Some brief thoughts on search engines

Filed under: AI | SEO | the Internet | tech

I wrote some thoughts about search engines on Bluesky and why we can’t build a better search engine than Google without eclipsing its power and magnitude and I decided to elaborate on those points here:

People keep saying “someone needs to build a search engine that gives you what you’re looking for” and forget/don’t know that to get the best results, you’d need an index and crawlers as good as Google’s.

There will be trade-offs no matter which way you look and as soon as you bring AI into the mix, you’re basically doing what Google does (but maybe with arguably different motives).

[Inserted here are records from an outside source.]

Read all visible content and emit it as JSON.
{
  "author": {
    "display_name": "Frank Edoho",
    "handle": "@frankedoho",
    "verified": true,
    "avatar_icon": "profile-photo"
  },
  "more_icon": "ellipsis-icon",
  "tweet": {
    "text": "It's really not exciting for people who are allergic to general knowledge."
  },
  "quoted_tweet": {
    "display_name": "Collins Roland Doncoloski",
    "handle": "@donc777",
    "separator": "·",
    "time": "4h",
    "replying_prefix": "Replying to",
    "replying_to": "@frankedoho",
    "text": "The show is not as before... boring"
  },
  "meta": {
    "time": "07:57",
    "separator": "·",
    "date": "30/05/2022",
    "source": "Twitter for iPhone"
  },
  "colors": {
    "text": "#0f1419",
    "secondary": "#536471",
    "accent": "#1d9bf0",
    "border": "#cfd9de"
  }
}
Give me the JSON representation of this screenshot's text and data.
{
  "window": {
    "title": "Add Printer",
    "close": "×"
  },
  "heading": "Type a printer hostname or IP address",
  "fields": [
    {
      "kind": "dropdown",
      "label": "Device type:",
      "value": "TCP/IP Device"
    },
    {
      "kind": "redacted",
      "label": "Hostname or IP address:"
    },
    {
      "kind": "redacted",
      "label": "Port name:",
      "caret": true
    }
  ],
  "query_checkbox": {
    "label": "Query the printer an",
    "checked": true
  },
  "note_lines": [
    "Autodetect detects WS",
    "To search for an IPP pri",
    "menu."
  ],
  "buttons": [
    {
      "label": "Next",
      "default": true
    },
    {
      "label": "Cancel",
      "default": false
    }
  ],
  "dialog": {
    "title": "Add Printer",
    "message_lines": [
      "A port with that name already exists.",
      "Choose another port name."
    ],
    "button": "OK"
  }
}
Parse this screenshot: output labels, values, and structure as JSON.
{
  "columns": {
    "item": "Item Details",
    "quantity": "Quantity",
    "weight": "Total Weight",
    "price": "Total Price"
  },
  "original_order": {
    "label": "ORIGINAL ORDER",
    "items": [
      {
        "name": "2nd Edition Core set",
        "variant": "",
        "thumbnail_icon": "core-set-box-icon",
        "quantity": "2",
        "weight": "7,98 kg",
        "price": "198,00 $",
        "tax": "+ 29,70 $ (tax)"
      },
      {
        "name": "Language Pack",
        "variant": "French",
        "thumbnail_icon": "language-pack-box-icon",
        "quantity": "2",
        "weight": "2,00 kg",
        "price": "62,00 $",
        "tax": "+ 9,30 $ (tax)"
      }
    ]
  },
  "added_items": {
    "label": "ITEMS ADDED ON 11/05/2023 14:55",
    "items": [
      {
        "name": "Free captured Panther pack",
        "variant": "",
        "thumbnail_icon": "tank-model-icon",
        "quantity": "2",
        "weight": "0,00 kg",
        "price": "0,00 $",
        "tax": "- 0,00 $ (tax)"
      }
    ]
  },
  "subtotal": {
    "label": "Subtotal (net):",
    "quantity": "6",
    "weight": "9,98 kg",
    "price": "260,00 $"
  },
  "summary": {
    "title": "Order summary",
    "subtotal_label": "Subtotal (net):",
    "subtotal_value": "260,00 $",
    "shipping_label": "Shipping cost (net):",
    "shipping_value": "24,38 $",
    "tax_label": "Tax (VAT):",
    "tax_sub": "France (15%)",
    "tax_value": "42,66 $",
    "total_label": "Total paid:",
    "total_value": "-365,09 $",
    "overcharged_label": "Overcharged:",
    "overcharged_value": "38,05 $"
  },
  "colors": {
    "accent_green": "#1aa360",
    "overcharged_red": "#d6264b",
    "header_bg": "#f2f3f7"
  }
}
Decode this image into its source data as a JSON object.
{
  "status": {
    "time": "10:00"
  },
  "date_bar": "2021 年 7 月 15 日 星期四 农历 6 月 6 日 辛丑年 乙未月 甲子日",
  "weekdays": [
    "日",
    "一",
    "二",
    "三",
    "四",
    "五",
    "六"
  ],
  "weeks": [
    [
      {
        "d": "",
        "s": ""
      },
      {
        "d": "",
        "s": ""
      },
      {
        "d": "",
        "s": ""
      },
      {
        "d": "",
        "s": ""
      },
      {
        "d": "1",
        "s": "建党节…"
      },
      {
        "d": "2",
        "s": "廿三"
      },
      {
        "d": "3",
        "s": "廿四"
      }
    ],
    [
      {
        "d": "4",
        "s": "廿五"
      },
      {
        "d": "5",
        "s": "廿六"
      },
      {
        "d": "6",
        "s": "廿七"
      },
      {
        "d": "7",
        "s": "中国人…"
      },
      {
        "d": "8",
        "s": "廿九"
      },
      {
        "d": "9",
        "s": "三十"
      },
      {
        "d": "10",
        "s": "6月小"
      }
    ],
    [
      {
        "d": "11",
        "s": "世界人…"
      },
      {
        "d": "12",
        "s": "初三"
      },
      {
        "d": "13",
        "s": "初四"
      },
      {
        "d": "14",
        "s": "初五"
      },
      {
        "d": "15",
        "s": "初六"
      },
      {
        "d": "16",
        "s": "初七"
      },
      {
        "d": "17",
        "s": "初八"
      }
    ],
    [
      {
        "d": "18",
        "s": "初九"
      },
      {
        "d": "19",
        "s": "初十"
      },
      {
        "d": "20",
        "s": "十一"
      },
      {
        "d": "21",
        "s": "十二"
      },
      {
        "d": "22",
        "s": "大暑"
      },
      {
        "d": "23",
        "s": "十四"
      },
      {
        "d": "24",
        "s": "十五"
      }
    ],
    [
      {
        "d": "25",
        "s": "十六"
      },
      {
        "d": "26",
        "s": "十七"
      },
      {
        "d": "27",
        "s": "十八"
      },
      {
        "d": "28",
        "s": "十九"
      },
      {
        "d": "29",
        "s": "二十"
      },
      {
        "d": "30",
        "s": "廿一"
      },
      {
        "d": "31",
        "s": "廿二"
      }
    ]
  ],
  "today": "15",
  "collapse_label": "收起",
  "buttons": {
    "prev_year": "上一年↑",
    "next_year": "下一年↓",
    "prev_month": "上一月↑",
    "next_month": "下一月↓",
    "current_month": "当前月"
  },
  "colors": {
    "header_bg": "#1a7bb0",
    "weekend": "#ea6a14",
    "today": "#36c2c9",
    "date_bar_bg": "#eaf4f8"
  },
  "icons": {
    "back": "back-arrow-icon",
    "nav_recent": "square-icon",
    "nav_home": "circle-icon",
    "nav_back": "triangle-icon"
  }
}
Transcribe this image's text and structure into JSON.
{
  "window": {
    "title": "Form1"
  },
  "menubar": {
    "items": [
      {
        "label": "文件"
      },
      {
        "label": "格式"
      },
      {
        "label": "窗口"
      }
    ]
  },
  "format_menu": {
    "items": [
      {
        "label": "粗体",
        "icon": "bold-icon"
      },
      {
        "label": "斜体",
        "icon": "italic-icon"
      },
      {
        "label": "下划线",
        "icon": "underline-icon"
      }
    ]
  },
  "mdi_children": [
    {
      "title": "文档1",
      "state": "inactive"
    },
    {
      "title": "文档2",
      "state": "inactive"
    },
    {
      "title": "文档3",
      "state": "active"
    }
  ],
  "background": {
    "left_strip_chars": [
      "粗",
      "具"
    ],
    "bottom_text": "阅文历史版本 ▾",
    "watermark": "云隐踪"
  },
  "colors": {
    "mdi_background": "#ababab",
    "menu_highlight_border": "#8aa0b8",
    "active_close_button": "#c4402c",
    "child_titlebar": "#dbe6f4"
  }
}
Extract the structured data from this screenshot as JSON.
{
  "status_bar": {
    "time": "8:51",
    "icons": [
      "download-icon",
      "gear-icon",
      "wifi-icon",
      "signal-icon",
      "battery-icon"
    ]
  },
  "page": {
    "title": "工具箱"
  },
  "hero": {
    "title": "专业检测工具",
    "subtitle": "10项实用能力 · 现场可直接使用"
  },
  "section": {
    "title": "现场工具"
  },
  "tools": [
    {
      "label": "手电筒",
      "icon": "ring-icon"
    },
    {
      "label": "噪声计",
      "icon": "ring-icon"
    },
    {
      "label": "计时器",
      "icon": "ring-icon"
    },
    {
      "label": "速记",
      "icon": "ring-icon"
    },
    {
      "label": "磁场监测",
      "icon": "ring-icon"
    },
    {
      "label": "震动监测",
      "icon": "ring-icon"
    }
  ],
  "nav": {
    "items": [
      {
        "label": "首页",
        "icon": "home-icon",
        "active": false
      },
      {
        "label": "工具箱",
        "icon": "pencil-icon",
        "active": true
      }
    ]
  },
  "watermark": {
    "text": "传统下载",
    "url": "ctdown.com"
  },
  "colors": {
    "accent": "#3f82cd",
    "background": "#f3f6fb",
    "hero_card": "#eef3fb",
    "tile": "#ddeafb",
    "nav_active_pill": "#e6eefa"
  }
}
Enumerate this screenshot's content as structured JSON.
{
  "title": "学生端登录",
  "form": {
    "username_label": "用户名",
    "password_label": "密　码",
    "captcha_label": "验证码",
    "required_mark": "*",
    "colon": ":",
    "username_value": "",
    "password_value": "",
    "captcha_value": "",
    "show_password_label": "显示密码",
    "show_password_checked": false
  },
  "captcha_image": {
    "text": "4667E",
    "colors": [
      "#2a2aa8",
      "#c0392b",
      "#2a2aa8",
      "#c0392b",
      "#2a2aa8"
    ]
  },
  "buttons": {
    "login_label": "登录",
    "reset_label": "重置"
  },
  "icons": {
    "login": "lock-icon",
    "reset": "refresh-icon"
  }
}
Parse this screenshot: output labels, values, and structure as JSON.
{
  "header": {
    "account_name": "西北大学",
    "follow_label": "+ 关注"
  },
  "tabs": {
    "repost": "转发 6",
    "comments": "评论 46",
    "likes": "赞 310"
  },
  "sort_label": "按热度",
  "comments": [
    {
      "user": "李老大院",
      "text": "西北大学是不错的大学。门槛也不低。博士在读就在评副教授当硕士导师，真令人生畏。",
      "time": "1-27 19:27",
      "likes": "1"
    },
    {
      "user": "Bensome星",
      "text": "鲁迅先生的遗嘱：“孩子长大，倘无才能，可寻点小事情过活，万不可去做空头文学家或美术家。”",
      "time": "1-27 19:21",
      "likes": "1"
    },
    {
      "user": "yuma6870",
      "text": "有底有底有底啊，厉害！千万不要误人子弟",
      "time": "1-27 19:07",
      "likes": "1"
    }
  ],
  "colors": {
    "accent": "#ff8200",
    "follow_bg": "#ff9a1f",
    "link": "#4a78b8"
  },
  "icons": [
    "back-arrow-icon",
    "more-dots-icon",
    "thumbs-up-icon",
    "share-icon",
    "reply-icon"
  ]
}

It’s also worth noting that Google has been using AI in search for a very long time—it’s just not been generative until recently. And AI isn’t the root of the problem here—greed and profit above anything is, which is why we have all these layoffs, as opposed to “AI taking your job” (which it isn’t).

I think we also underestimate the size of the Web we’re wanting to crawl, index, and return results for. Common Crawl, the data archive used by most popular large language models, is only a portion of the Web, and not a very big one despite its proliferation in use. But people treat it as if it’s “the Web” or a very good representation of it, enough to use it via chatbots and AI software as a search engine. Big mistake. That false use case is part of why we get so much misinformation from it, which is unfortunately finding itself onto actual search engines in the form of terrible AI-generated articles for the sake of SEO.

It’s taken Google decades to get to this level of power. You’re not going to get anyone to build bigger and better any time soon.